Interesting new patients too:
1. 15 month old with ataxia (dizzy, drunken sailor walk), likely cerebellar (brain balance/coordination center) post infection inflammation
2. One month old Acute life threatening event (not so different, turned out to be reflux, but I got to spend a lot of time with the parents and do some teaching that I think will really change the next five months for them
3. Three month old with likely pertussis (get your kids vaccinated...it's out there and can cause really horrible pneumonia)
4. 2.5 year old with orbital cellulitis

And, you'll notice, only four (I cap at six), which is nice.

And I got to sleep for four uninterruted hours...practically unheard of.

So I got to run some errands after I left (finally got out on time at noon) and then took a nap then went for a run along the beach and watched the sunset while I did situps. Everyone gathers at sunset and watches it go all the way down then meanders off when it sinks below the horizon.

Tuesday, August 08, 2006

Trust and Thunderstorms

The little girl and little boy were both far away from home. They met one day on the beach under the sun in this land that was familiar to him, but completely new to her. He showed her the best waves and how to chase the birds. They laughed together one day they outran a thunderstorm chasing after them. He took her by the hand and told her to "Hurry!" She could tell then that he didn't want anything to hurt her. He didn't want anything bad to happen to her.

While they spend the next years playing together in the sand, they began to build a sandcastle together. They put up steeples and moats and flags and small rocks for paths. Spending more time together, the castle got more and more elaborate, and stronger and stronger. It was becoming something really special. And people were starting to take notice.

But after a while the little boy seemed to not be as intersted in their sand castle. He met other little boys and they ran around the beach together, throwing rocks and causing trouble. Often they would run so far down the beach that she couldn't see him anymore.

The waves were always there. Their castle was close to the where they would come up when the tide was in. When they had both been tending the castle, it was easy to keep up with the waves destruction. They would take it as a challenge to build something bigger and better where the waves had knocked that part down.

But now that she was often alone at the castle, it was more difficult. Perhaps if she'd given it all of her time, she might have been able to keep up. But it just wasn't as fun without him. And she would spend those hours wondering where he'd gone to this time as the waves lapped at the foundations of their castle.

He started to be gone more and more. And she neglected the castle more and more. Now it was not only torn down by the salty waves, but also by the salty tears she cried when he left her there alone.

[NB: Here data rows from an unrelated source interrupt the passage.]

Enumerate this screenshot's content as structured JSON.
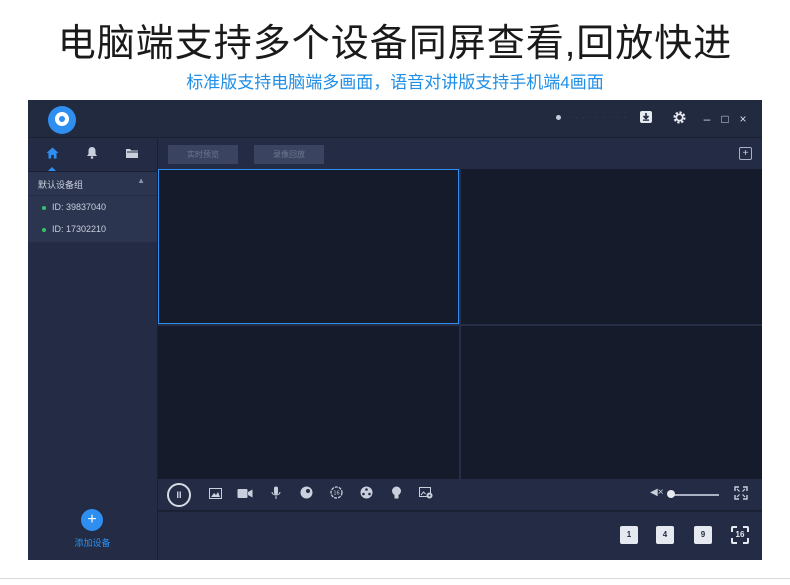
{
  "promo": {
    "headline": "电脑端支持多个设备同屏查看,回放快进",
    "subline": "标准版支持电脑端多画面，语音对讲版支持手机端4画面"
  },
  "titlebar": {
    "user_name": "· · · · · · · · ·",
    "icons": [
      "download-icon",
      "gear-icon"
    ],
    "window_controls": [
      "–",
      "□",
      "×"
    ]
  },
  "sidebar": {
    "tabs": [
      "home-icon",
      "bell-icon",
      "folder-icon"
    ],
    "active_tab": "home-icon",
    "group_label": "默认设备组",
    "devices": [
      {
        "label": "ID: 39837040",
        "status": "online"
      },
      {
        "label": "ID: 17302210",
        "status": "online"
      }
    ],
    "add_label": "添加设备"
  },
  "content": {
    "tabs": [
      {
        "label": "实时预览"
      },
      {
        "label": "录像回放"
      }
    ],
    "selected_pane": 1,
    "pane_count": 4
  },
  "controls": {
    "pause_glyph": "II",
    "icons": [
      "image-icon",
      "video-camera-icon",
      "microphone-icon",
      "ptz-ball-icon",
      "speed-icon",
      "focus-icon",
      "light-bulb-icon",
      "image-settings-icon"
    ],
    "volume_level": 0,
    "volume_glyph": "◀×"
  },
  "layouts": [
    "1",
    "4",
    "9",
    "16"
  ],
  "colors": {
    "accent": "#2e8ff0",
    "app_bg": "#232c44",
    "pane_bg": "#161b2b",
    "online": "#35c26a"
  }
}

One days she went for a walk down the beach, leaving the castle for a while. She found friends of her own who made her feel a little happier. But she missed him. And went back to the castle to look for him again.

When it came into view, she could see him there. But he wasn't alone. And he wasn't with the other little boys. He was with a little dark haired girl. And as she saw them together, they kicked the castle down, laughing. They rolled in the sand that had been their castle. They kicked down the little flags they'd found together. They scattered the rocks. They coaxed the waves to come closer and play with their hands as they slapped at the sides of the castle. It took them only minutes to destroy what they had taken years to build together.

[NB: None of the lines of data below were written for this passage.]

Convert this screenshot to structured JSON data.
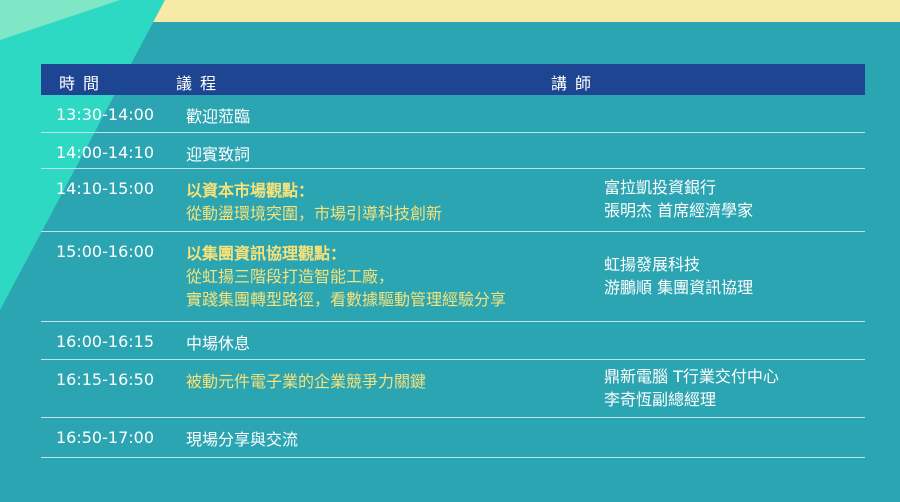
{
  "header": {
    "time": "時間",
    "topic": "議程",
    "speaker": "講師"
  },
  "rows": [
    {
      "time": "13:30-14:00",
      "topic": [
        "歡迎蒞臨"
      ],
      "speaker": []
    },
    {
      "time": "14:00-14:10",
      "topic": [
        "迎賓致詞"
      ],
      "speaker": []
    },
    {
      "time": "14:10-15:00",
      "topic": [
        "以資本市場觀點：",
        "從動盪環境突圍，市場引導科技創新"
      ],
      "speaker": [
        "富拉凱投資銀行",
        "張明杰 首席經濟學家"
      ]
    },
    {
      "time": "15:00-16:00",
      "topic": [
        "以集團資訊協理觀點：",
        "從虹揚三階段打造智能工廠，",
        "實踐集團轉型路徑，看數據驅動管理經驗分享"
      ],
      "speaker": [
        "虹揚發展科技",
        "游鵬順  集團資訊協理"
      ]
    },
    {
      "time": "16:00-16:15",
      "topic": [
        "中場休息"
      ],
      "speaker": []
    },
    {
      "time": "16:15-16:50",
      "topic": [
        "被動元件電子業的企業競爭力關鍵"
      ],
      "speaker": [
        "鼎新電腦 T行業交付中心",
        "李奇恆副總經理"
      ]
    },
    {
      "time": "16:50-17:00",
      "topic": [
        "現場分享與交流"
      ],
      "speaker": []
    }
  ],
  "colors": {
    "background": "#2ca5b3",
    "header": "#1e4592",
    "highlight": "#f5e27a"
  }
}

The little girl just watched. Her heart was breaking. It was all she could do to function. It was all she could do to sit just out of reach of the waves to keep them from taking her away, too. She sat there for a very long time, long after they'd run off together down the beach. He didn't even look back at her when they left. As they were leaving, he saw him comforting her as she cried about something. He saw him helping her move her beach towel to a new place. He saw her spending nights and days talking to her. He saw him invite her to where their castle had been. She tried not to look but it was as if she needed to see, despite the crumbling she continued to feel inside.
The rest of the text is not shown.